Operasi digelar pukul 19.00 WIB di sebuah rumah sederhana milik tersangka Ali Johan di Kelurahan Saung Naga, Kecamatan. Baturaja Barat, Kabupaten Ogan Komering Ulu (OKU), Sumatera Selatan . Lokasi ini selama ini diduga warga menjadi markas transaksi gelap berdasarkan laporan intelijen.
Barang bukti utama yang disita tim penyidik berupa:
-33 bungkus sabu dalam plastik klip bening (total bruto 7,80 gram) terbagi di dua titik:
14 bungkus di saku celana M. Jepi, dan 19 bungkus tersembunyi dalam kotak rokok RC di lemari Ali Johan.
Alat transaksi: 1 skop plastik (diduga untuk timbang sabu), 1 unit HP Oppo A5 Pro, dan 1 motor Honda Revo Fit (BG 4781 FAN) sebagai sarana mobilitas.
Kedua tersangka diduga beroperasi sebagai bandar kelas lokal dengan modus menyamarkan sabu dalam kemasan rokok dan memanfaatkan rumah tersangka Ali Johan sebagai gudang distribusi. “Mereka aktif menjual ke pengguna di wilayah Baturaja Barat dan Timur,” tegas penyidik dalam laporan resmi.
Operasi dimulai saat tim menyergap rumah tersebut setelah pemantauan 3 hari.

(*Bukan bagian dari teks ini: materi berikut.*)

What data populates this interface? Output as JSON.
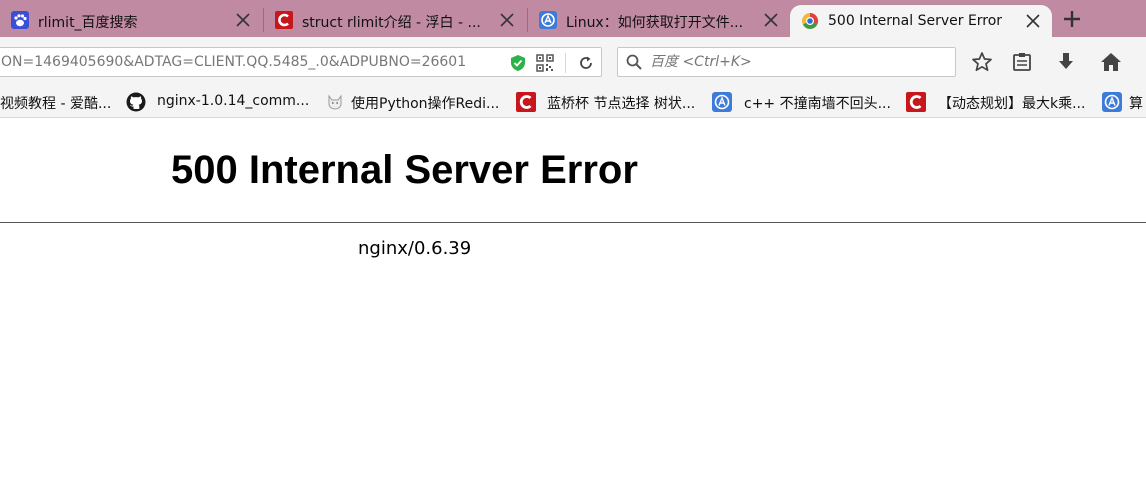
{
  "tabs": [
    {
      "title": "rlimit_百度搜索",
      "icon": "baidu-paw-icon"
    },
    {
      "title": "struct rlimit介绍 - 浮白 - ...",
      "icon": "csdn-icon"
    },
    {
      "title": "Linux：如何获取打开文件...",
      "icon": "blog-icon"
    },
    {
      "title": "500 Internal Server Error",
      "icon": "browser-logo-icon",
      "active": true
    }
  ],
  "navbar": {
    "url": "ON=1469405690&ADTAG=CLIENT.QQ.5485_.0&ADPUBNO=26601",
    "search_placeholder": "百度 <Ctrl+K>"
  },
  "bookmarks": [
    {
      "label": "视频教程 - 爱酷...",
      "icon": "none"
    },
    {
      "label": "nginx-1.0.14_comm...",
      "icon": "github-icon"
    },
    {
      "label": "使用Python操作Redi...",
      "icon": "cat-icon"
    },
    {
      "label": "蓝桥杯 节点选择 树状...",
      "icon": "csdn-icon"
    },
    {
      "label": "c++ 不撞南墙不回头...",
      "icon": "blog-icon"
    },
    {
      "label": "【动态规划】最大k乘...",
      "icon": "csdn-icon"
    },
    {
      "label": "算",
      "icon": "blog-icon"
    }
  ],
  "page": {
    "title": "500 Internal Server Error",
    "server": "nginx/0.6.39"
  },
  "colors": {
    "tabstrip": "#c08aa2",
    "toolbar": "#f4f4f4",
    "csdn_red": "#c8161d",
    "blog_blue": "#3d7bd8"
  }
}
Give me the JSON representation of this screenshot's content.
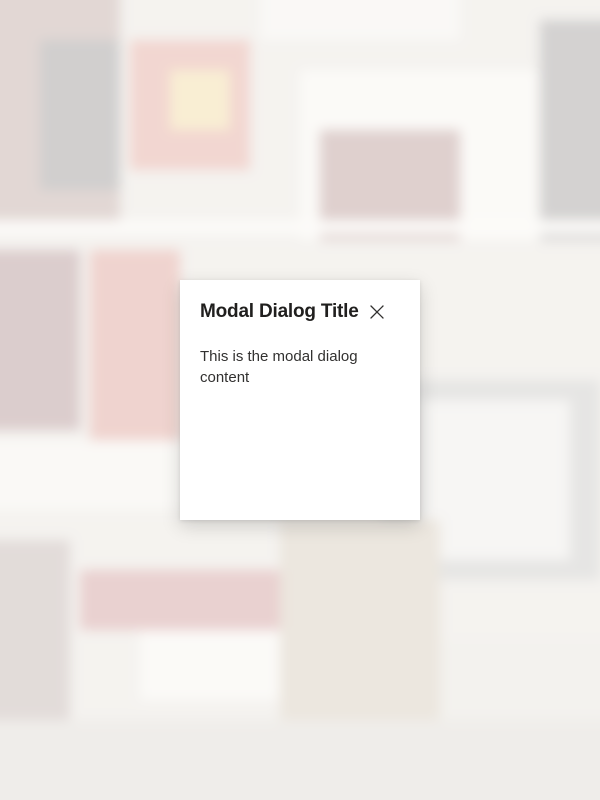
{
  "modal": {
    "title": "Modal Dialog Title",
    "content": "This is the modal dialog content",
    "close_icon": "close-icon"
  }
}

Saat digerebek, M. Jepi yang baru tiba dengan motornya sedang bertemu Ali Johan di ruang tamu. Penggeledahan yang disaksikan Ketua RT setempat segera dilakukan:
– Sabu di saku M. Jepi ditemukan saat ia berusaha kabur.
– Sabu dalam kotak rokok di lemari Ali Johan terungkap setelah pemeriksaan mendetail.

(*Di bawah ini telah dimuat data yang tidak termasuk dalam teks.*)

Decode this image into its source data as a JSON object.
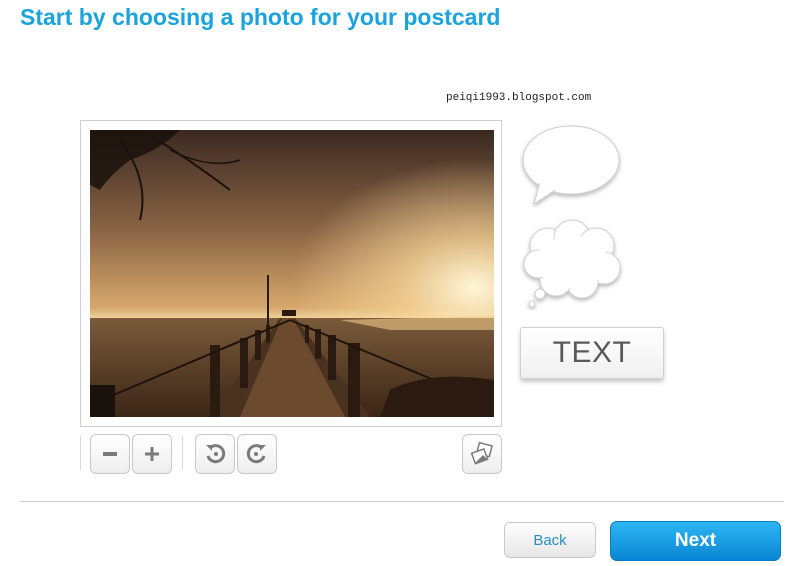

Dalam pemeriksaan awal, M. Jepi mengaku sabu di sakunya baru diterima dari Ali Johan untuk diedarkan ke pembeli. Sementara Ali Johan membantah sebagai produsen, “Saya cuma titipan, dapat dari bandar luar kota,” katanya. Polisi mendalami pengakuan ini untuk membongkar jaringan yang lebih besar.

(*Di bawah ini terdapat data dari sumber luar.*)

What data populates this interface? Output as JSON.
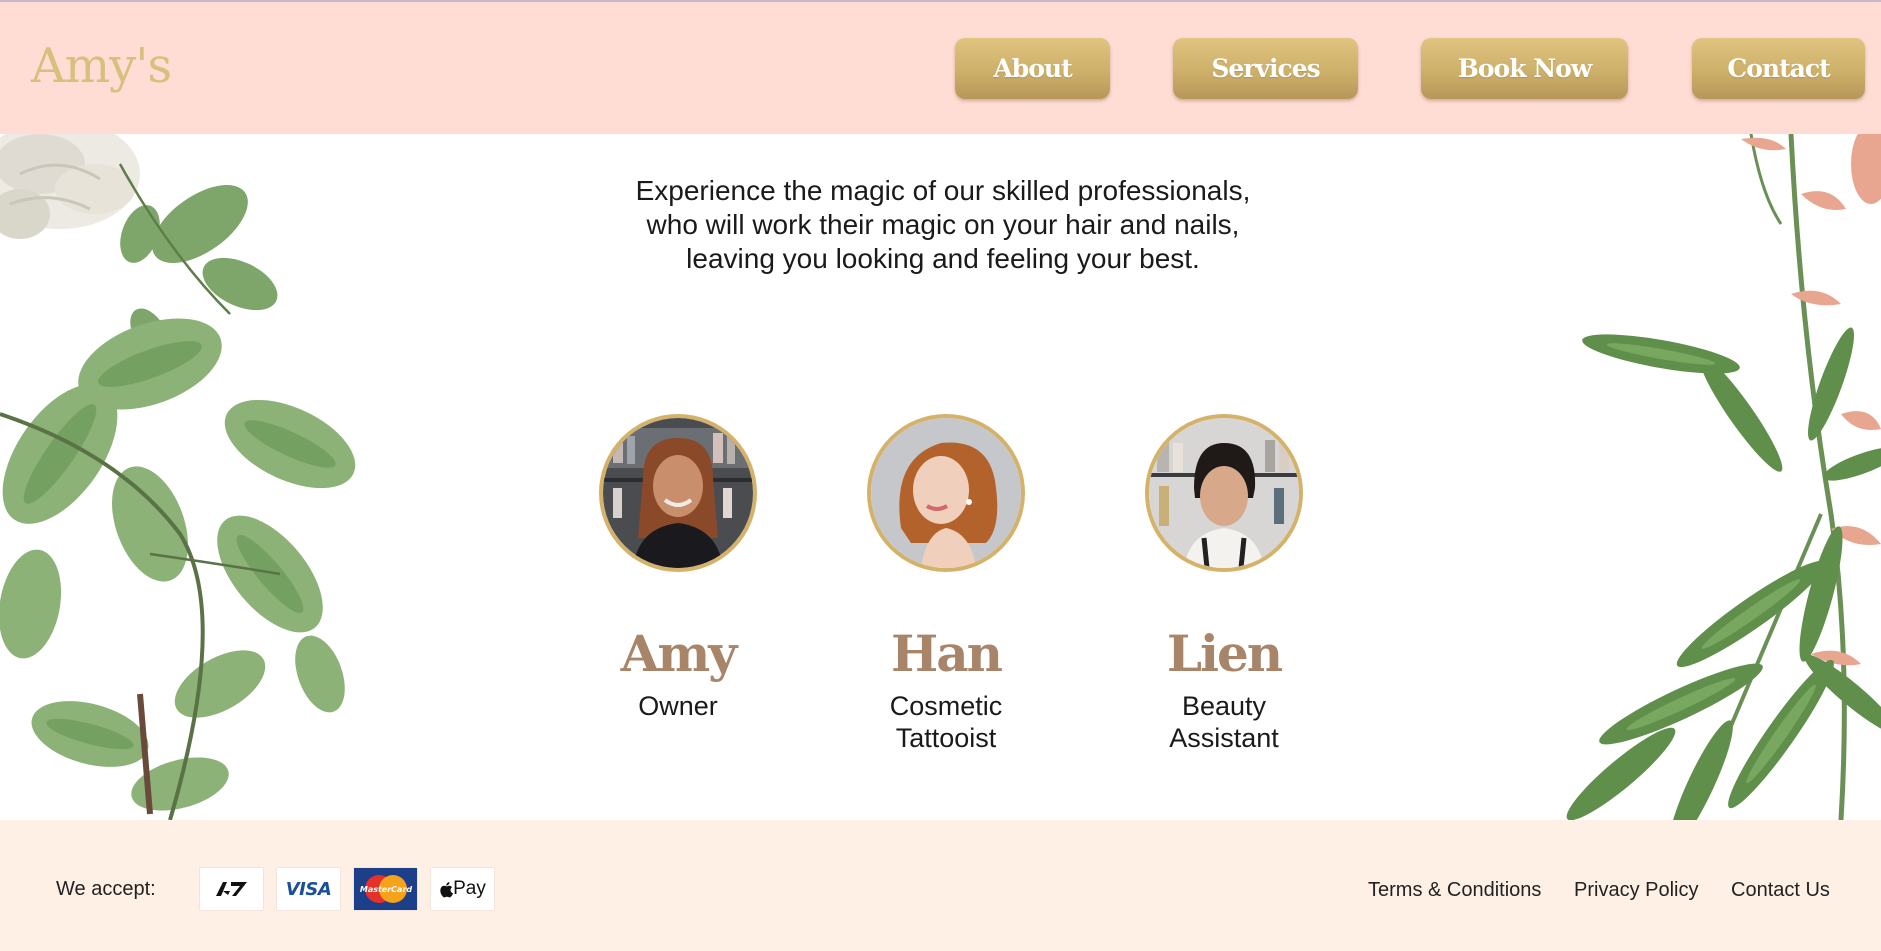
{
  "header": {
    "logo": "Amy's",
    "nav": {
      "about": "About",
      "services": "Services",
      "book_now": "Book Now",
      "contact": "Contact"
    }
  },
  "main": {
    "intro_lines": [
      "Experience the magic of our skilled professionals,",
      "who will work their magic on your hair and nails,",
      "leaving you looking and feeling your best."
    ],
    "team": [
      {
        "name": "Amy",
        "role": "Owner"
      },
      {
        "name": "Han",
        "role": "Cosmetic Tattooist"
      },
      {
        "name": "Lien",
        "role": "Beauty Assistant"
      }
    ]
  },
  "footer": {
    "accept_label": "We accept:",
    "payment_methods": [
      {
        "icon": "afterpay-icon"
      },
      {
        "icon": "visa-icon",
        "text": "VISA"
      },
      {
        "icon": "mastercard-icon",
        "text": "MasterCard"
      },
      {
        "icon": "apple-pay-icon",
        "text": "Pay"
      }
    ],
    "links": {
      "terms": "Terms & Conditions",
      "privacy": "Privacy Policy",
      "contact": "Contact Us"
    }
  },
  "colors": {
    "header_bg": "#ffdcd4",
    "footer_bg": "#fff0e6",
    "gold": "#d5b26a",
    "name_brown": "#a88468"
  }
}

Keduanya dijerat Pasal 114 Ayat (1) Jo Pasal 132 Ayat (1) UU No. 35/2009 tentang Narkotika (tindak pidana produksi/peredaran) dengan ancaman hukuman mati, penjara seumur hidup, atau minimal 5 tahun hingga maksimal 20 tahun penjara. “Status bandar membuat ancaman hukumannya lebih berat,” papar Kepala Sat Narkoba Polres OKU.
Tersangka kini ditahan di Polres OKU untuk pemeriksaan lanjutan. Tim menyiapkan tes urine, visum et repertum sabu, dan pelacakan bukti digital dari HP sitaan. Polisi juga mengejar otak peredaran di atas mereka berdasarkan transaksi di aplikasi percakapan. “Masyarakat diharap segera laporkan aktivitas mencurigakan ke polisi,” imbau Kapolres OKU.